Using these new tools, hackers can cast a wide net at minimal cost and see how potential victims respond to them. In some cases, they don’t discriminate by focusing on specific demographics, knowing that anyone is a potential victim. Some might send thousands of broad-based scam messages a day, and even if only a tiny fraction result in a successful theft, the scam can be profitable and help fund more scams in the future.

“There is so much money to be made doing cybercrime,” Barysevich said.

In other cases, they can use social media to get very targeted, sharing fake offers for popular products to the exact types of consumers who are most likely to want them. Or, as in Lilly’s case, they could research specifics about one potential victim — including their hobbies, job, family and colleagues — and curate a scam attack.

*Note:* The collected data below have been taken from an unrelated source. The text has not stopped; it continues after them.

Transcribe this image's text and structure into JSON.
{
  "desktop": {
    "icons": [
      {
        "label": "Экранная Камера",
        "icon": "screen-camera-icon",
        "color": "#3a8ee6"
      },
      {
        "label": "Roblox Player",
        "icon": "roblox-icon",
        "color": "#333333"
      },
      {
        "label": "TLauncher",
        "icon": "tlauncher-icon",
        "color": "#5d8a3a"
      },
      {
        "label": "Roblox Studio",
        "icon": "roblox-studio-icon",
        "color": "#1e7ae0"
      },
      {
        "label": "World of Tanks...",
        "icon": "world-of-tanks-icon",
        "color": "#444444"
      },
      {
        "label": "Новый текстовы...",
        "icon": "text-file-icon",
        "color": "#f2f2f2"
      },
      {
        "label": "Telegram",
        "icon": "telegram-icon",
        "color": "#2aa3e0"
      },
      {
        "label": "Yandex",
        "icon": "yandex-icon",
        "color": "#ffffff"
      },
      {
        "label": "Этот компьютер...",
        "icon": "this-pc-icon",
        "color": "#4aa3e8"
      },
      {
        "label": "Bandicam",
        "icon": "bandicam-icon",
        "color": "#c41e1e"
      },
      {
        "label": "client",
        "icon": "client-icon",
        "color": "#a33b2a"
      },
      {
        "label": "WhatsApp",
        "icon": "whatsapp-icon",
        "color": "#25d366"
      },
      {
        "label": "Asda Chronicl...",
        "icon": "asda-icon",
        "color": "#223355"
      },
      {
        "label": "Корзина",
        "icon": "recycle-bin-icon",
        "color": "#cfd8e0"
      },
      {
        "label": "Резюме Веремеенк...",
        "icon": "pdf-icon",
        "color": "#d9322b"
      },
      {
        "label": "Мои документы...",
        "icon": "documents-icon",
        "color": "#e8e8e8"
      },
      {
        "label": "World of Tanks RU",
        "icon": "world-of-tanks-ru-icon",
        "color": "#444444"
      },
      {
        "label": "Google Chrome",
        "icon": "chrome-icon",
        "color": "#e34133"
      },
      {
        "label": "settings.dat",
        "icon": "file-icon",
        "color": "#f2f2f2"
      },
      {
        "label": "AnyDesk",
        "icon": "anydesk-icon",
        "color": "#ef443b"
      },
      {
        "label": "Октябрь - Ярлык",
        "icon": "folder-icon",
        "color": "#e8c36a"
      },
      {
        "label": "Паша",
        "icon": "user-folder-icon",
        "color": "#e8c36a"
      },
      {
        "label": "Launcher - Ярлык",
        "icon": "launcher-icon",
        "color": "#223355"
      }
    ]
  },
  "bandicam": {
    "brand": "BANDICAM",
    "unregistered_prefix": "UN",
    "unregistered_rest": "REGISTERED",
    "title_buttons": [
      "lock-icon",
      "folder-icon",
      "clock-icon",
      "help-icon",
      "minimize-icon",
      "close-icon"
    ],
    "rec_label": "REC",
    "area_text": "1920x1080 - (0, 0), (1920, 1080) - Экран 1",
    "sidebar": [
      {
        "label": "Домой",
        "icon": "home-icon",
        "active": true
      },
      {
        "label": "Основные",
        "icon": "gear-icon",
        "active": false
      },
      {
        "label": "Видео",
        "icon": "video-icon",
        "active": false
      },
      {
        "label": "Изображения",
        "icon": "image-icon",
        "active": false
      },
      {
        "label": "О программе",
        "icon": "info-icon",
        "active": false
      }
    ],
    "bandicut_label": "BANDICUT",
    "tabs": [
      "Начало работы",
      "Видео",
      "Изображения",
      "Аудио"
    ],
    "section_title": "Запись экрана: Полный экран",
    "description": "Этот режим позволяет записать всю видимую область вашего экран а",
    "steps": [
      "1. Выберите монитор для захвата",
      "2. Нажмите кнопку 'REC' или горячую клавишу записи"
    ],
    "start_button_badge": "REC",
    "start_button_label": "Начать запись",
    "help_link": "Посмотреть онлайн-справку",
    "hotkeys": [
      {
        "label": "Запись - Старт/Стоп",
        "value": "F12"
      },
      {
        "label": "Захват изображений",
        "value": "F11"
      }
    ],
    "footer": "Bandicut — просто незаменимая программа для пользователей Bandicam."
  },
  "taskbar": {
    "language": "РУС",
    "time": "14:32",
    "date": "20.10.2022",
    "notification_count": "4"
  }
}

Next we went to the U.S. Secret Service headquarters in Washington, D.C., one of the most critical nerve centers for national law enforcement. Illustrating the danger, longevity and continual changes of the mission, the building includes a wall of honor for fallen Secret Service members that dates back to 1902, with one of the earliest entries memorializing operative Joseph A. Walker, who was murdered while conducting a land fraud investigation.

We met Krzysztof “Kris” Bossowski, assistant special agent in charge of cyber policy and a former software test engineer with more than 20 years’ experience at the Secret Service.

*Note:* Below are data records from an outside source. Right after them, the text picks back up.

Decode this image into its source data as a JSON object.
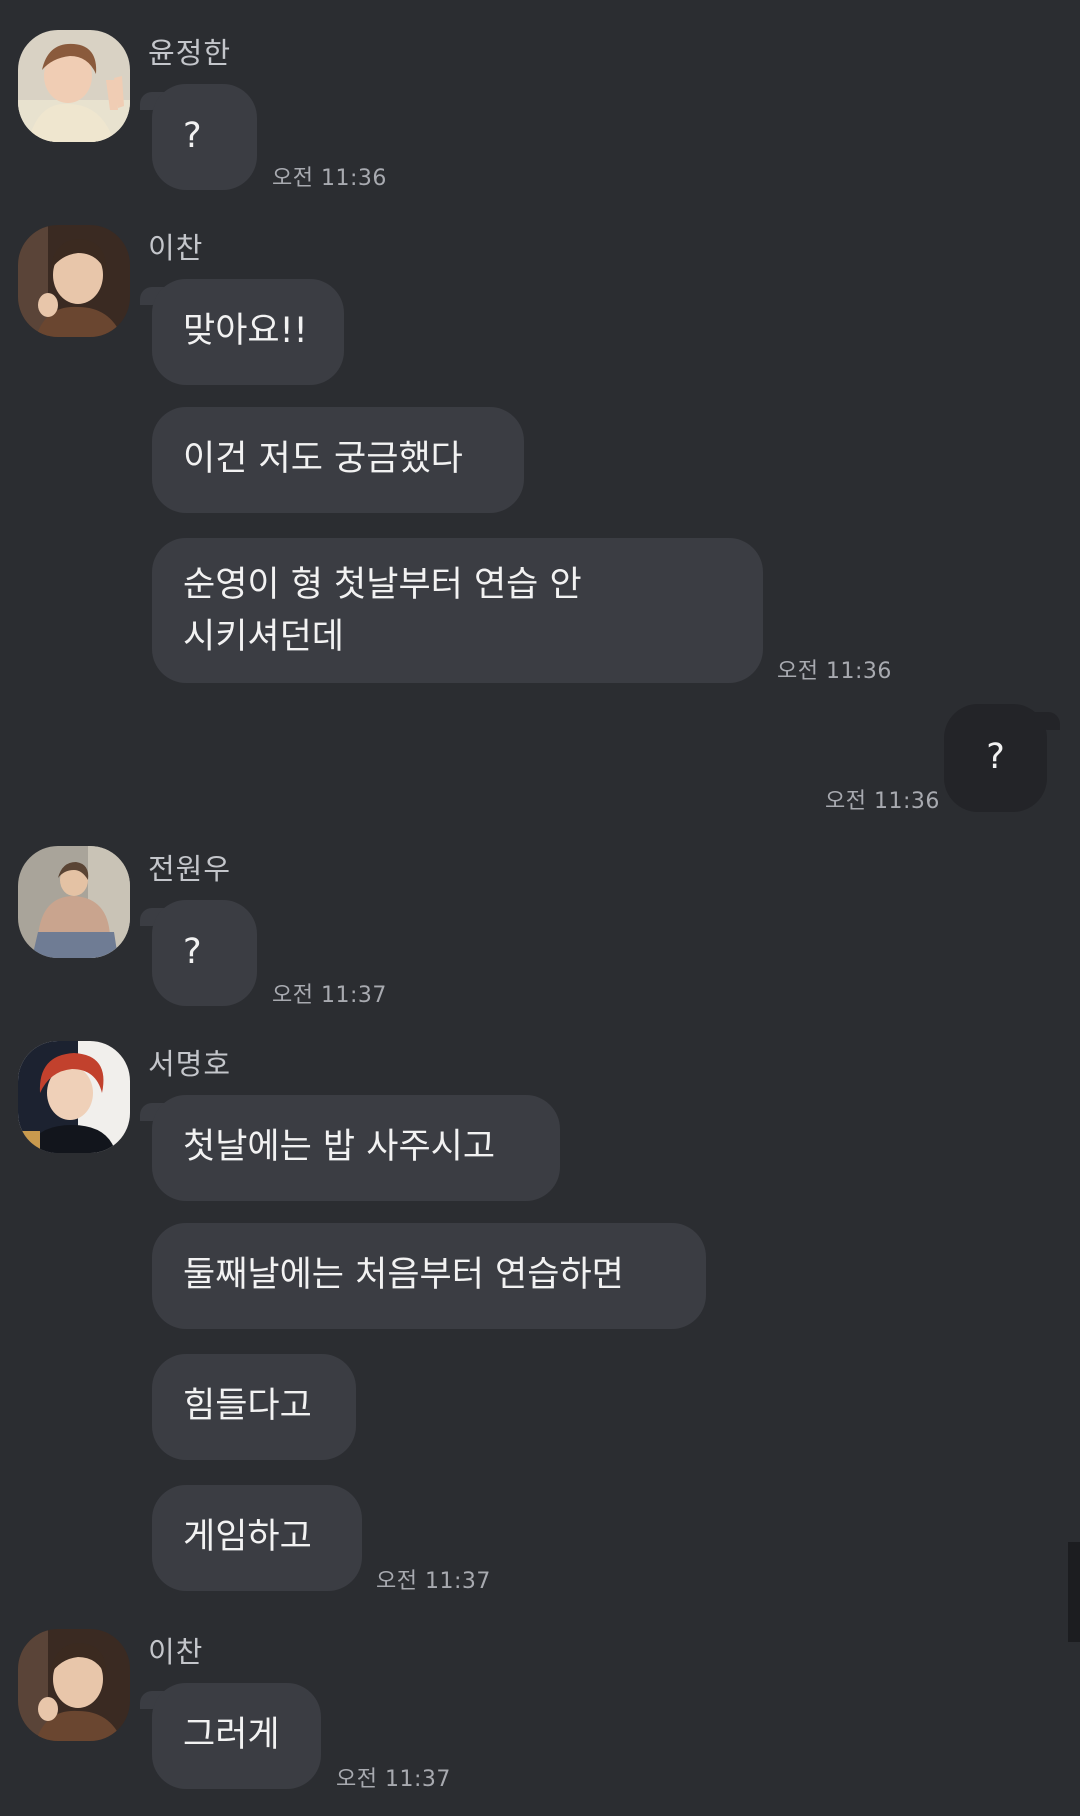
{
  "messages": [
    {
      "sender": "윤정한",
      "avatar": "avatar-jeonghan-icon",
      "bubbles": [
        "?"
      ],
      "time": "오전 11:36"
    },
    {
      "sender": "이찬",
      "avatar": "avatar-chan-icon",
      "bubbles": [
        "맞아요!!",
        "이건 저도 궁금했다",
        "순영이 형 첫날부터 연습 안 시키셔던데"
      ],
      "time": "오전 11:36"
    },
    {
      "sender": "me",
      "bubbles": [
        "?"
      ],
      "time": "오전 11:36"
    },
    {
      "sender": "전원우",
      "avatar": "avatar-wonwoo-icon",
      "bubbles": [
        "?"
      ],
      "time": "오전 11:37"
    },
    {
      "sender": "서명호",
      "avatar": "avatar-minghao-icon",
      "bubbles": [
        "첫날에는 밥 사주시고",
        "둘째날에는 처음부터 연습하면",
        "힘들다고",
        "게임하고"
      ],
      "time": "오전 11:37"
    },
    {
      "sender": "이찬",
      "avatar": "avatar-chan-icon",
      "bubbles": [
        "그러게"
      ],
      "time": "오전 11:37"
    }
  ],
  "colors": {
    "background": "#2b2d31",
    "bubble_other": "#3b3d43",
    "bubble_me": "#232428",
    "timestamp": "#a8aab0",
    "sender_name": "#c4c6cb"
  }
}
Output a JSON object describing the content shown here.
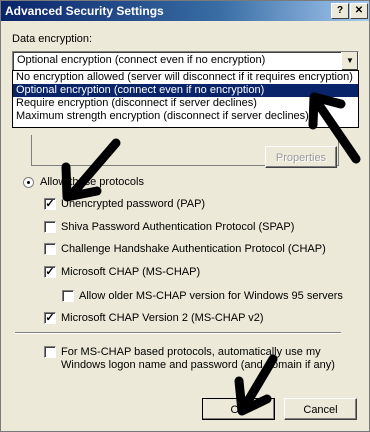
{
  "window": {
    "title": "Advanced Security Settings",
    "help_btn": "?",
    "close_btn": "✕"
  },
  "data_encryption": {
    "label": "Data encryption:",
    "selected": "Optional encryption (connect even if no encryption)",
    "options": [
      "No encryption allowed (server will disconnect if it requires encryption)",
      "Optional encryption (connect even if no encryption)",
      "Require encryption (disconnect if server declines)",
      "Maximum strength encryption (disconnect if server declines)"
    ],
    "selected_index": 1
  },
  "properties_button": "Properties",
  "protocols": {
    "radio_label": "Allow these protocols",
    "items": [
      {
        "label": "Unencrypted password (PAP)",
        "checked": true
      },
      {
        "label": "Shiva Password Authentication Protocol (SPAP)",
        "checked": false
      },
      {
        "label": "Challenge Handshake Authentication Protocol (CHAP)",
        "checked": false
      },
      {
        "label": "Microsoft CHAP (MS-CHAP)",
        "checked": true
      },
      {
        "label": "Allow older MS-CHAP version for Windows 95 servers",
        "checked": false
      },
      {
        "label": "Microsoft CHAP Version 2 (MS-CHAP v2)",
        "checked": true
      }
    ]
  },
  "logon": {
    "line1": "For MS-CHAP based protocols, automatically use my",
    "line2": "Windows logon name and password (and domain if any)",
    "checked": false
  },
  "buttons": {
    "ok": "OK",
    "cancel": "Cancel"
  },
  "annotation_color": "#000000"
}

“In the last three years, we saw a giant shift from hackers going after business — which is partly because the businesses have stepped up their cybersecurity posture — to now going more after U.S. citizens,” he said.

Bossowski cautioned consumers to avoid doing two things: engaging with strangers online or on calls and sharing too much personal information about themselves on social media, especially if it’s shared publicly.

“What may sound pretty innocent, where somebody sends a message that looks like they inadvertently sent it to the wrong person, is really a tactic to try to get the person to start talking to them,” he said. “And once they start talking to them, the conversation keeps going, and little by little they’re able to start pulling them into the script.”

Eva Velasquez, CEO of the nonprofit Identity Theft Resource Center, agreed that people always need to be more vigilant online.

“I always remind people, if you didn’t initiate that contact — whether it’s through email, phone, text message — go to the source and verify,” she said. “The reality is everyone is vulnerable, just differently.”

While many experts we spoke to stressed the importance of verifying information online, consumers readily admit that they are still susceptible to common scammer ploys. In a recent global survey from Mastercard and the Harris Poll, nearly half of consumers admitted that they’re likely to ignore security warnings and other red flags if they find a popular item online that’s deeply discounted.

“Think about why you’re making your payment. Are you being pushed into making a payment? Are you making a payment because you have FOMO because this deal feels too good to be true?” said Simon Collins, Mastercard’s chief franchise officer. “Personally, what I do is, if I’m not sure, I just pause, take a step away, maybe grab a coffee. Just think about it.”

That will give you time to do more research on a site, search for it online and check for reviews and other third-party data points. Scammers often thrive on that sense of urgency or fear of missing out, so short-circuiting it can help a lot, these experts told us.

That is, in a way, how Lilly got herself out of her scam call. Once she realized something was off, she disengaged from the call and sought out other proof to verify what was really happening.

Still, she said she recognized that the threat has only grown over the years: “This can happen to anybody.”